Project description:Sandfly-transmitted phleboviruses, such as Toscana, sandfly fever Sicilian, and sandfly fever Naples, can cause human disease and circulate at high rates in Mediterranean countries. Previous studies have also established that viruses other than phleboviruses may be detected in and isolated from sand flies. The recent detection and isolation (in a large variety of mosquito species) of insect-only flaviviruses related to cell fusing agent virus has indicated that the latter is not an evolutionary remnant but the first discovered member of a group of viruses, larger than initially assumed, that has high genetic heterogeneity. Insect-only flaviviruses have been detected in and/or isolated from various species of mosquitoes, but nevertheless only from mosquitoes to date; other dipterans have not been screened for the presence of insect-only flaviviruses. The possible presence of flaviviruses, including insect-only flaviviruses, was investigated in sand flies collected around the Mediterranean during a trapping campaign already underway. Accordingly, a total of 1508 sand flies trapped in France and Algeria, between August 2006 and July 2007, were tested for the presence of flaviviruses using a PCR assay previously demonstrated experimentally to amplify all recognized members of the genus Flavivirus, including insect-only flaviviruses.

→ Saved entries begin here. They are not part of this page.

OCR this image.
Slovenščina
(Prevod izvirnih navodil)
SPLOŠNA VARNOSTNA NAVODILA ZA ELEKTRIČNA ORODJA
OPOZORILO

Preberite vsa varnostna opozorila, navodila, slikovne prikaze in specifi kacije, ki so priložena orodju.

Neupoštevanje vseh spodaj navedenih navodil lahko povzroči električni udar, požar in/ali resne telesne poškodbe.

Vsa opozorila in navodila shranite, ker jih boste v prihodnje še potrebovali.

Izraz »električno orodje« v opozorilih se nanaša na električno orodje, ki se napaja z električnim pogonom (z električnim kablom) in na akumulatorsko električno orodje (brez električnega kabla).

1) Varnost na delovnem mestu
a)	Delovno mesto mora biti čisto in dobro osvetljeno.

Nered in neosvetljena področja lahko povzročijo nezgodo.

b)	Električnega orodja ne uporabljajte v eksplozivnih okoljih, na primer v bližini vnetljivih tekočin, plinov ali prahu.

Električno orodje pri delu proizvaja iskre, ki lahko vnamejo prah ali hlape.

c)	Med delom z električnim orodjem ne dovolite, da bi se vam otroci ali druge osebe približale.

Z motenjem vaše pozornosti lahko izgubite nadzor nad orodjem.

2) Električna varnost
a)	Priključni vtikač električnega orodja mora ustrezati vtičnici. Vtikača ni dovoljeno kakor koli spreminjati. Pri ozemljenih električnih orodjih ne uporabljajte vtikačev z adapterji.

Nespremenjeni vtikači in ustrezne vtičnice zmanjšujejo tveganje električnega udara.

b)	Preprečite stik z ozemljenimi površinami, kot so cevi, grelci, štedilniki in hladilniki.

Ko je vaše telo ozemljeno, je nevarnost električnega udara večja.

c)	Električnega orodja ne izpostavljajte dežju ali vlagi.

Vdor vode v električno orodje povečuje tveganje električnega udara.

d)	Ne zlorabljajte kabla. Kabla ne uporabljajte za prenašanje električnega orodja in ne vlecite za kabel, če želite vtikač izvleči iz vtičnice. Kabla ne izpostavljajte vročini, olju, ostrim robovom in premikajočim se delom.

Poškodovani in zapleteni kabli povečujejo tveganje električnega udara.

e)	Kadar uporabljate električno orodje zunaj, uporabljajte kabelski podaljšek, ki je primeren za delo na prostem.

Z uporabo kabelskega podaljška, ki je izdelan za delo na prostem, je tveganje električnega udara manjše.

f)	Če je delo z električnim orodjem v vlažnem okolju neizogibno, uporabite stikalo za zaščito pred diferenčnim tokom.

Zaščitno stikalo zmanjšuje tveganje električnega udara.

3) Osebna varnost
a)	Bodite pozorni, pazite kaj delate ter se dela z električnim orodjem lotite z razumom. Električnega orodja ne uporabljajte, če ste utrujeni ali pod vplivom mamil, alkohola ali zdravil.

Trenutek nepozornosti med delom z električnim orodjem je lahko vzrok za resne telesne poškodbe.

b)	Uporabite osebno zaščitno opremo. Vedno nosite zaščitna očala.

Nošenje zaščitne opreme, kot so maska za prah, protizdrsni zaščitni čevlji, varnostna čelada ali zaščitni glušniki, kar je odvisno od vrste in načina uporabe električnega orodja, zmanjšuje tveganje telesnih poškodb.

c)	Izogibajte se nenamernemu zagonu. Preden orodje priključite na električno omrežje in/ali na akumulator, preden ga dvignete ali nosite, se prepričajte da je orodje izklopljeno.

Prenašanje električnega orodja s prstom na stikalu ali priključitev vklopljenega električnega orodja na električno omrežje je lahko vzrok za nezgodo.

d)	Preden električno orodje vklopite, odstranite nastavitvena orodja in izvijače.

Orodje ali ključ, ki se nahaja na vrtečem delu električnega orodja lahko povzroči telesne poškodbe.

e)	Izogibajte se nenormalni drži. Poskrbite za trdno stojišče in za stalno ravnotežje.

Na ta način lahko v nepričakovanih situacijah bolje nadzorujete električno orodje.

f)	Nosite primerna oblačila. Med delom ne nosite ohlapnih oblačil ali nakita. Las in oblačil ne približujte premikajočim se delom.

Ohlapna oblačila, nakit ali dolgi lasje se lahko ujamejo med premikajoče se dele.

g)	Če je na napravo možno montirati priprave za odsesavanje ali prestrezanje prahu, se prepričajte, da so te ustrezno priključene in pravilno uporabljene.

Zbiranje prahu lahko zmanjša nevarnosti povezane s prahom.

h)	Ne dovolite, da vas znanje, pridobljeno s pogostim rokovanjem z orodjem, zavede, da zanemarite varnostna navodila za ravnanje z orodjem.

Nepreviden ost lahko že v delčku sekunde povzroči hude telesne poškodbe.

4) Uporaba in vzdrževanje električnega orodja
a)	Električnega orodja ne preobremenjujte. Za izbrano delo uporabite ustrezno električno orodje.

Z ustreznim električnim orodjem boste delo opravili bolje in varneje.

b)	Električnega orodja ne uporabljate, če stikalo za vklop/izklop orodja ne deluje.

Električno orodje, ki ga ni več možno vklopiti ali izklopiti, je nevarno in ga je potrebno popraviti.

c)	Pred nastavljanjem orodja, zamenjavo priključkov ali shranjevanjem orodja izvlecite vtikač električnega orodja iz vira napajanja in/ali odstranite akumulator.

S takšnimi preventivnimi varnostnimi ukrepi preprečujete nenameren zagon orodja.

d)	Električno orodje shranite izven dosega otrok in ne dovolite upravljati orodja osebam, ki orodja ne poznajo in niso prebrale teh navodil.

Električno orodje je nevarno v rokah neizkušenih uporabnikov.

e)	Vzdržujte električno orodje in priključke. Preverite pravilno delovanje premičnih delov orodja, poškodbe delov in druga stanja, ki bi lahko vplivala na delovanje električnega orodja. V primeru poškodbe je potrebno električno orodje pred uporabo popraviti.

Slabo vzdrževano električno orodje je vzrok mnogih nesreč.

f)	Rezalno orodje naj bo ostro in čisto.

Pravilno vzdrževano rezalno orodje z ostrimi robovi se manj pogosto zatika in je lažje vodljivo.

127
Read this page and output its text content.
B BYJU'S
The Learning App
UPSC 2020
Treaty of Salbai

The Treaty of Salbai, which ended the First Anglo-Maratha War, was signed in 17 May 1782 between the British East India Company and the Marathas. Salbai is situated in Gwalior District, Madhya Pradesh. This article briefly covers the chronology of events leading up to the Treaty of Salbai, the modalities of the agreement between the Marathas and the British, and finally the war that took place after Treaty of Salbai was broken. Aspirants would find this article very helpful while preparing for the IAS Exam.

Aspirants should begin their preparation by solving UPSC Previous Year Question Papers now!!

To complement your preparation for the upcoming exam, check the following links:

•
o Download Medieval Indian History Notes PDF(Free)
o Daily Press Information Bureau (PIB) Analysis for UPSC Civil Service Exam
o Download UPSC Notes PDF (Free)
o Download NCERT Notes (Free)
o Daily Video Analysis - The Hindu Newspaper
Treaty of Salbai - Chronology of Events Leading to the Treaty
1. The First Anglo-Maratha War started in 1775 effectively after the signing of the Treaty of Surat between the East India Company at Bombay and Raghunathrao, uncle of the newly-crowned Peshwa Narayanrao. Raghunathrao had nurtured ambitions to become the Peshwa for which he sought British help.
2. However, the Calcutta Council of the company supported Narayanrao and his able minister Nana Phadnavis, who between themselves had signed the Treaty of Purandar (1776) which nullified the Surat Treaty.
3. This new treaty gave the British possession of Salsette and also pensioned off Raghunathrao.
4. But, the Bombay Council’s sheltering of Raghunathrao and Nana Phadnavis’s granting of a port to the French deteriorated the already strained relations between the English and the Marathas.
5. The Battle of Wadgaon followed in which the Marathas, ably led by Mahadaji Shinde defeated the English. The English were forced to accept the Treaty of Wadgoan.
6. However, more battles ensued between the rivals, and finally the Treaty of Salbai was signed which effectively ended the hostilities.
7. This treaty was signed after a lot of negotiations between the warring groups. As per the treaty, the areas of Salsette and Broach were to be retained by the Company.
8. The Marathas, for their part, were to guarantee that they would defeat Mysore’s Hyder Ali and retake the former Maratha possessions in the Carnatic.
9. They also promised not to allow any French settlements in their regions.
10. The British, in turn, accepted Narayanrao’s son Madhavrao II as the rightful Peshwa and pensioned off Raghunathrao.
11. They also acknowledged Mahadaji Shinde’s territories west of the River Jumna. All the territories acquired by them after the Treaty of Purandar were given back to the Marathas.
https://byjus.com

Two of 67 pools consisting of male Phlebotomus perniciosus trapped in Algeria were positive. The two resulting sequences formed a monophyletic group and appeared more closely related to insect-only flaviviruses associated with Culex mosquitoes than with Aedes mosquitoes, and more closely related to insect-only flaviviruses than to arthropod-borne or to no-known-vector vertebrate flaviviruses. This is the first description of insect-only flaviviruses in dipterans distinct from those belonging to the family Culicidae (including Aedes, Culex, Mansonia, Culiseta, and Anopheles mosquito genera), namely sand flies within the family Psychodidae. Accordingly, we propose their designation as phlebotomine-associated flaviviruses.